I'm going to cover some of the basic divorce information and discuss the overall divorce process in Texas. To begin with, there is no legal separation in Texas. You are married until you get a divorce.
If you want to file for divorce in Texas, you must meet the jurisdictional requirements. Either you or your spouse must have lived in Texas for the previous 6 months and in the county you're going to file in for the last 90 days. Once you've filed your Petition for Divorce, you can move, but you must meet the jurisdictional requirements before filing.
Grounds for Divorce
In Texas you can file for divorce based on fault grounds or no-fault grounds. Most of the divorces that we see are based on no-fault grounds or insupportability.
The fault grounds are as follows:
- Cruel treatment (domestic violence)
- Abandonment for more than 2 years
- Commission of a felony that puts your spouse in jail for 2
- Commitment to a mental institution
Adultery is probably the most common fault ground that we see used, but it's also possible to file based on more than one ground.
If you are in the military and you are deployed, you can file for divorce based on where you lived prior to being deployed.
Filing for Divorce
You start the divorce process in Texas by filing an Original Petition for Divorce. This is basically just a request for a divorce. It's generally a very simple 1 page to 1 1/2 page document if you're filing on a no-fault ground.
If it's a more complex case where there's been domestic violence for instance, or if there is a significant amount of conflict, we may have more complicated initial pleadings.
Filing the Original Petition for Divorce starts the clock on the 60 day "cooling off" period. This means that the divorce cannot be finalized until 60 days have passed.
Waiver of Service
If we're trying to do a more or less amicable divorce, we will usually send a letter to your spouse with a Waiver of Service. The letter explains that a divorce has been filed and asks them to sign and return the Waiver. The Waiver that we send allows your spouse to acknowledge that they understand a divorce is underway and that we do not need to have them served.
Our Waiver specifically states that the person is NOT waiving their rights to their children, their property, or to be notified of a final hearing.
It's important to understand that not all waivers are limited like this. You should read any Waiver carefully or have it reviewed by an attorney before signing.
If there is a lot of conflict in the case, we may have to have the opposing party served by a private process server or a constable. If your spouse decides to hire an attorney to represent them, that attorney will often file an Answer which eliminates the need for them to sign the Waiver of Service.
We often need to establish Temporary Orders after the divorce is filed. Basically Temporary Orders says who will pay what bills, who the children are going to be with at what time, who is going to remain in the family home, etc. They're called Temporary Orders because they only stay in place while your divorce is pending.
The important thing to understand about Temporary Orders is that they can often establish the "status quo." In many cases, the way things are handled with the Temporary Orders are the same way they are handled when the divorce is finalized. This isn't always true, but if the Temporary Orders are working well, the court may not want to change them.
The thing to take away from this is that Temporary Orders are important because they can often predict how things will be decided at the end of the divorce.

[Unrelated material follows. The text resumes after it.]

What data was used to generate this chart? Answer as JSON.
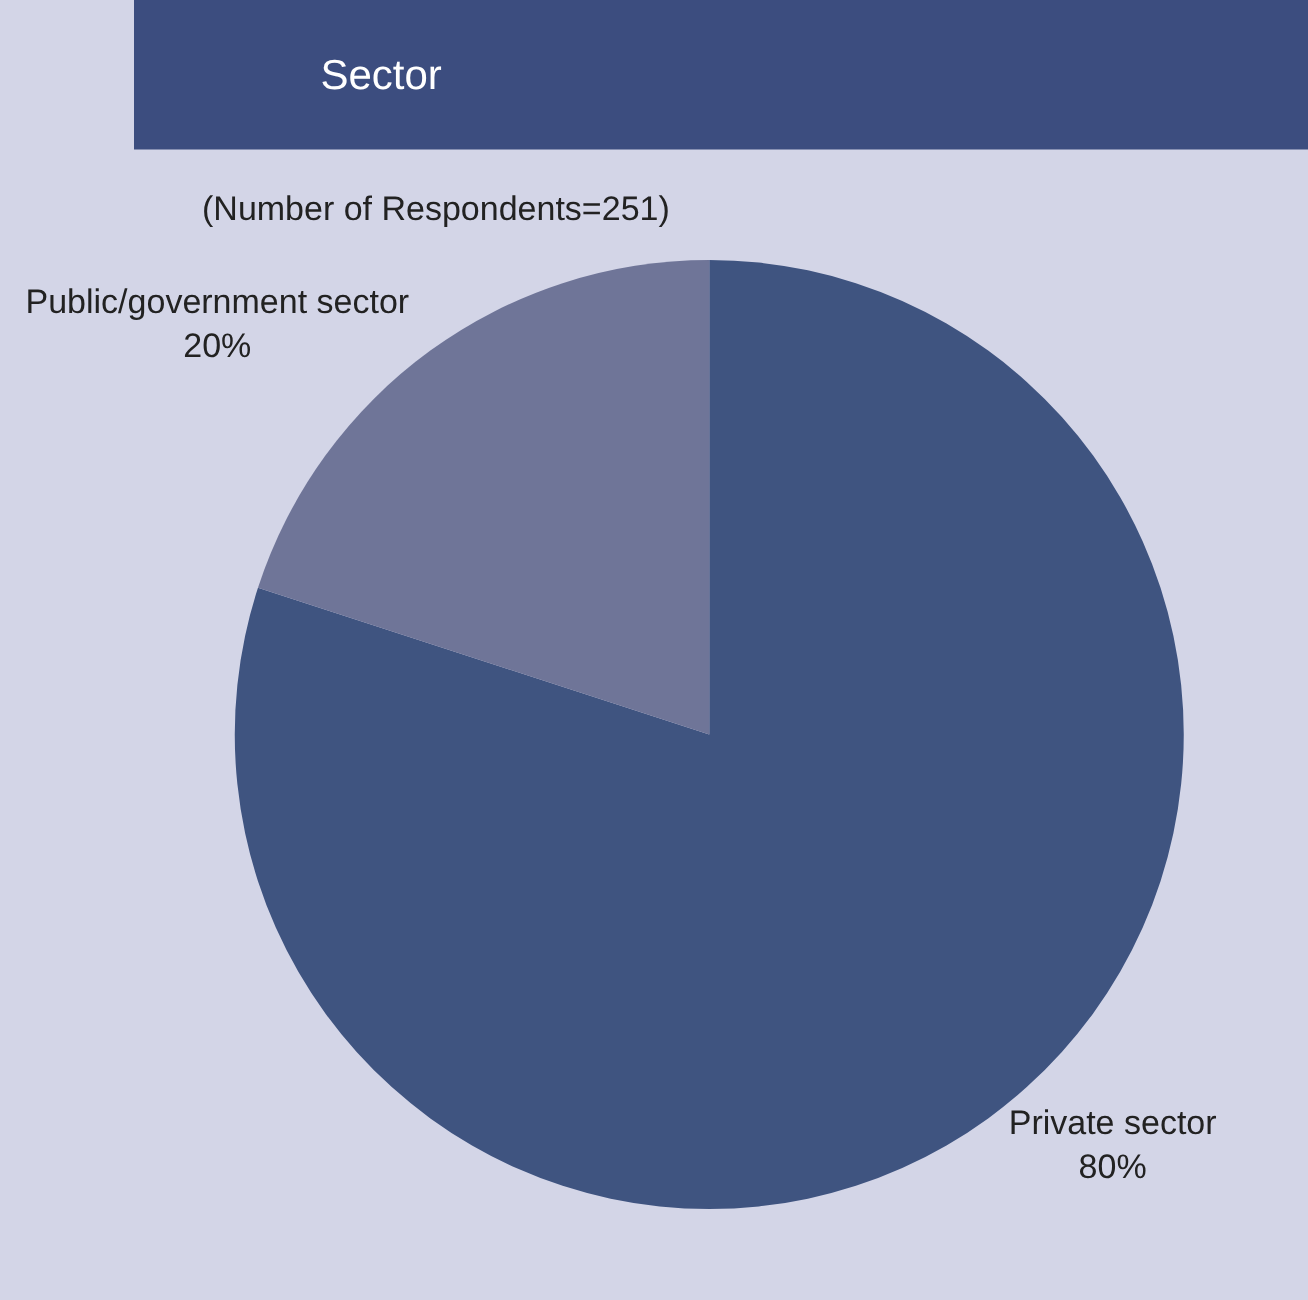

I also want to mention that in most cases, we are able to come to an agreement between the parties related to Temporary Orders. Most of the time, we don't have to go to court to make these decisions. In fact, in a lot of agreed cases, we don't even have Temporary Orders. The parties are able to come to an agreement on the issues without formal Temporary Orders.
After the Petition is filed in a litigated case, the discovery period begins. This is the time where we start gathering information about what the community property is, if there's any separate property, if there are any claims for reimbursement, etc.
Basically, the discovery period is where we start looking at what you have to divide, how you're going to divide it and what is going to be in the best interest of the children.
Final Decree of Divorce
Once you have reached agreements on the issues related to your divorce, we will draft a Final Decree of Divorce. This document specifies exactly how your property will be divided, who will have possession of the children and when, who will make decisions for the children, and other details related to your divorce.
This is a very general overview of the divorce process and it's intended to give you an idea of how the divorce process works. When you come in to meet with me, we can talk about how it will all apply to your specific situation.